ENTRY OF HENRY IV INTO PARIS.


Within the next two years, Henry became master of all France, for he was shrewd enough to buy many of the places which he did not conquer. When Sully, his friend and prime minister, was instructed to bribe the governor of Rouen, and grumbled at the price, the bluff king replied: "My friend, you are a fool. Give the man his price. We will afterwards pay everything with the very booty which they surrender to us!"

The Holy League, which had been all-powerful for many years, had lost much of its influence in France when the Spaniards joined it to gain the crown for their princess. Such power as it still boasted was undermined forever by a satire (Satire Menippee) which made such unmerciful fun of the Leaguers that their association was almost killed by sheer ridicule.

Finding nearly all Catholics ready to obey their recently converted king, Mayenne finally made his submission, too, and was received by Henry IV in a garden, where the king made this stout nobleman tramp around at such a lively pace that the poor man almost expired from fatigue. Henry, who was still spare and active, laughed heartily when he saw the pitiful plight of his former foe, and jocosely remarked in an aside to Sully, "One more turn, and I shall have punished this fat fellow for all the trouble he has given us!" Then, pausing and turning to Mayenne, the merry king added aloud, "Confess, cousin, that I have been going a little too fast for you!"

"Faith, Sire, it is true. If your Majesty had gone on, I think you would have killed me!" gasped Mayenne.

"Shake hands, cousin," Henry now went on, "for, by God's truth, this is all the ill you need ever fear from me!"

It was this generous spirit, this readiness to forget all past injuries, which soon turned most of his former foes into truly loyal subjects.

Having gained possession of his kingdom, Henry called an assembly of notables, whom he addressed in the following remarkable way: "I have not called you together to impose my own will, as my predecessors were wont to do, but to receive your counsels and to follow them, a notion which does not often come into the head of a king, and a gray-bearded conqueror like me. But the vehement love I bear to my subjects makes everything easy to me." It was this love also which made him anxious to ascertain the purchasing power of even the smallest coin, to learn the scale of wages for all kinds of work, and the mode of living of his peasant subjects, for he fully realized that it was only after such data had been obtained that he would be able to tax the nation justly.

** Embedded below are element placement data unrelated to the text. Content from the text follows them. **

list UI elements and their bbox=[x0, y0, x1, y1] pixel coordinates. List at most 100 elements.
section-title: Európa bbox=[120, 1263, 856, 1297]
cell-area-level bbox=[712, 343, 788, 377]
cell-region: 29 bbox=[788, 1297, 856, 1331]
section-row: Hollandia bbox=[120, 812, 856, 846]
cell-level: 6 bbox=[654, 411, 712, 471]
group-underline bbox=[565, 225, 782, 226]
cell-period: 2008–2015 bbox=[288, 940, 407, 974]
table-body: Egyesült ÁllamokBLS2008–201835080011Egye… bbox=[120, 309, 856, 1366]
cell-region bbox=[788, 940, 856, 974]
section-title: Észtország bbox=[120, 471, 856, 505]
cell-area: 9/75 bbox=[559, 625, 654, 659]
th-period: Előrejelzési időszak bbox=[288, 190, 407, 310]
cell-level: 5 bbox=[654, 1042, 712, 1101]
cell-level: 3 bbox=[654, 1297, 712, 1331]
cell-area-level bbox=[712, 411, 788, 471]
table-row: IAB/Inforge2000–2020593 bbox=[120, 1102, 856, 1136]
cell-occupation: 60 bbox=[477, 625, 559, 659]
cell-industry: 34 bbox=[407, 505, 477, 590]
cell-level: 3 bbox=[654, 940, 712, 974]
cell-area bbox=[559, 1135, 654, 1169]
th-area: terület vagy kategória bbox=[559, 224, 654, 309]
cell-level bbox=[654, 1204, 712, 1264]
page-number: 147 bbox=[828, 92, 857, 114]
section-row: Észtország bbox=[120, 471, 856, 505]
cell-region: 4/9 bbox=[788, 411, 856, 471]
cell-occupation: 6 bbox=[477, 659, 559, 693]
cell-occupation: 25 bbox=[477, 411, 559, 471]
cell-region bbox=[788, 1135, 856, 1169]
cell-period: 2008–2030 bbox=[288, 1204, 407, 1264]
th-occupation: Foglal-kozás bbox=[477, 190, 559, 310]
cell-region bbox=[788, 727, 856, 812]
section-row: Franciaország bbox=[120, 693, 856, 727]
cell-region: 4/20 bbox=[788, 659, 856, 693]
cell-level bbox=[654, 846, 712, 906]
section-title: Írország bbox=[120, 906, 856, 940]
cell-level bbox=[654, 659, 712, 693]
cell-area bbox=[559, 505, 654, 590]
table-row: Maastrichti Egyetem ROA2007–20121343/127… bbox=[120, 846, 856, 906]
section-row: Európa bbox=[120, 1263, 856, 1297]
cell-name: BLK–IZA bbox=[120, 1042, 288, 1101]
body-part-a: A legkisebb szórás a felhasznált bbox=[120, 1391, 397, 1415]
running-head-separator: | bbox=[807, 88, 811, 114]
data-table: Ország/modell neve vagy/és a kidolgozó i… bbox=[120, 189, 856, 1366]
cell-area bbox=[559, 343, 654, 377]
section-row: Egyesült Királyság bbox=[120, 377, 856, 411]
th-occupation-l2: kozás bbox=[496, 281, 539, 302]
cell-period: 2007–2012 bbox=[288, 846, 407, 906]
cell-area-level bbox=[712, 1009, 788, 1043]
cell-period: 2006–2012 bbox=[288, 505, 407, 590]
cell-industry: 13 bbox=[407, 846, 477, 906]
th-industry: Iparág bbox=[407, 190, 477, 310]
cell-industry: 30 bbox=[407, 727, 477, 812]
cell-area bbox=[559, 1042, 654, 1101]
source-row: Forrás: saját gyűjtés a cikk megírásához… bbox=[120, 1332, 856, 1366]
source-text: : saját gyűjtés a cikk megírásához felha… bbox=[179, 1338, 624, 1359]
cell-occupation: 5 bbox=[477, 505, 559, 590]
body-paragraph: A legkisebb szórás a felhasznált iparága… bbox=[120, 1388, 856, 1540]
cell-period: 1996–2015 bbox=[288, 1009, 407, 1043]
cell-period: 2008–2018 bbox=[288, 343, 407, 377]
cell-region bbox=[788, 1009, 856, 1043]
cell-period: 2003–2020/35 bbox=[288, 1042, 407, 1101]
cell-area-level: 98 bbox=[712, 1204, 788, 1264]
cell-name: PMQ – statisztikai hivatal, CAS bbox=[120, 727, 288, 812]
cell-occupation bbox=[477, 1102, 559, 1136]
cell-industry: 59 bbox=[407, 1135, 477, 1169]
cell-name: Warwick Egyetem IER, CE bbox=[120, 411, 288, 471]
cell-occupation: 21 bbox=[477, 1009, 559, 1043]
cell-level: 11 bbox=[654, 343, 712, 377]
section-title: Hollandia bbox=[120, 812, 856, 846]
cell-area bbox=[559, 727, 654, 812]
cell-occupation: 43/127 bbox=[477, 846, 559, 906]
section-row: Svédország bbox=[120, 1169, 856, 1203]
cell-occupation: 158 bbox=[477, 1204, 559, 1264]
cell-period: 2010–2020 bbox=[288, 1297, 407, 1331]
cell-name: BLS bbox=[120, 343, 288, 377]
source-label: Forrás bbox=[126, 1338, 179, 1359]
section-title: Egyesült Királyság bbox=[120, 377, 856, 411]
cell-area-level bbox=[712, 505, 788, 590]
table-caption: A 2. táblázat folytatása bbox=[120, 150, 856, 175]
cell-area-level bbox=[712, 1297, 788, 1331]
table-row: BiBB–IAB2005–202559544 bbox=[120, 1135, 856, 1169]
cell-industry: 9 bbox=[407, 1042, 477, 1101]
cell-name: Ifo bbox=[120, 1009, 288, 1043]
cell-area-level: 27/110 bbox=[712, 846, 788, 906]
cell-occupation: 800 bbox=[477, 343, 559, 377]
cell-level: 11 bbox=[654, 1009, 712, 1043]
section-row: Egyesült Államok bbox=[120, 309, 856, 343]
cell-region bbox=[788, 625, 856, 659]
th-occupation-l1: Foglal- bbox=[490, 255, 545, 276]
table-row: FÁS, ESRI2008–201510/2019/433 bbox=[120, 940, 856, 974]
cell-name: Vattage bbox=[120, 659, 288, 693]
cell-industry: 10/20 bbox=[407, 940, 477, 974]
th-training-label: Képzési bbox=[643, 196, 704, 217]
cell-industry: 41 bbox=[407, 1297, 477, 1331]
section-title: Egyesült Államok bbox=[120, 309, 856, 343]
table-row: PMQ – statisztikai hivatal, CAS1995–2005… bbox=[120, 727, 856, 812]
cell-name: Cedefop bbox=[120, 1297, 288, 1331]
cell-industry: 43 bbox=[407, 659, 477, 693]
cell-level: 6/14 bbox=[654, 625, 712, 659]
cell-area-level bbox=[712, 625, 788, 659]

To maintain his place as King of France, Henry was obliged to wage a three years' war against Spain (1595-1598), which still asserted claims to the crown. Early in the course of this war, Henry won a marked victory (Forntaine Franaise), where, we are told, he bravely exposed his own life to save that of his friend Biron. Later, when a strong Spanish army seized the city of Amiens, he set out to besiege it, joyfully exclaiming: "My friends, I have long enough played the King of France. Now it is high time for me to play the King of Navarre!" He said this because it was while still styled King of Navarre that he had won his greatest laurels as general. He now added to them by quickly retaking Amiens, and forcing an end to the war on terms favorable to himself and France.

In the same year, 1598, the king promulgated the Edict of Nantes, which gave Protestants the right to practice their religion wherever they pleased, allowed them the same civil privileges as the Catholics, and thus put an end to the civil and religious warfare which had desolated France for thirty-six years. This Edict of Nantes gave France the peace she so sorely needed.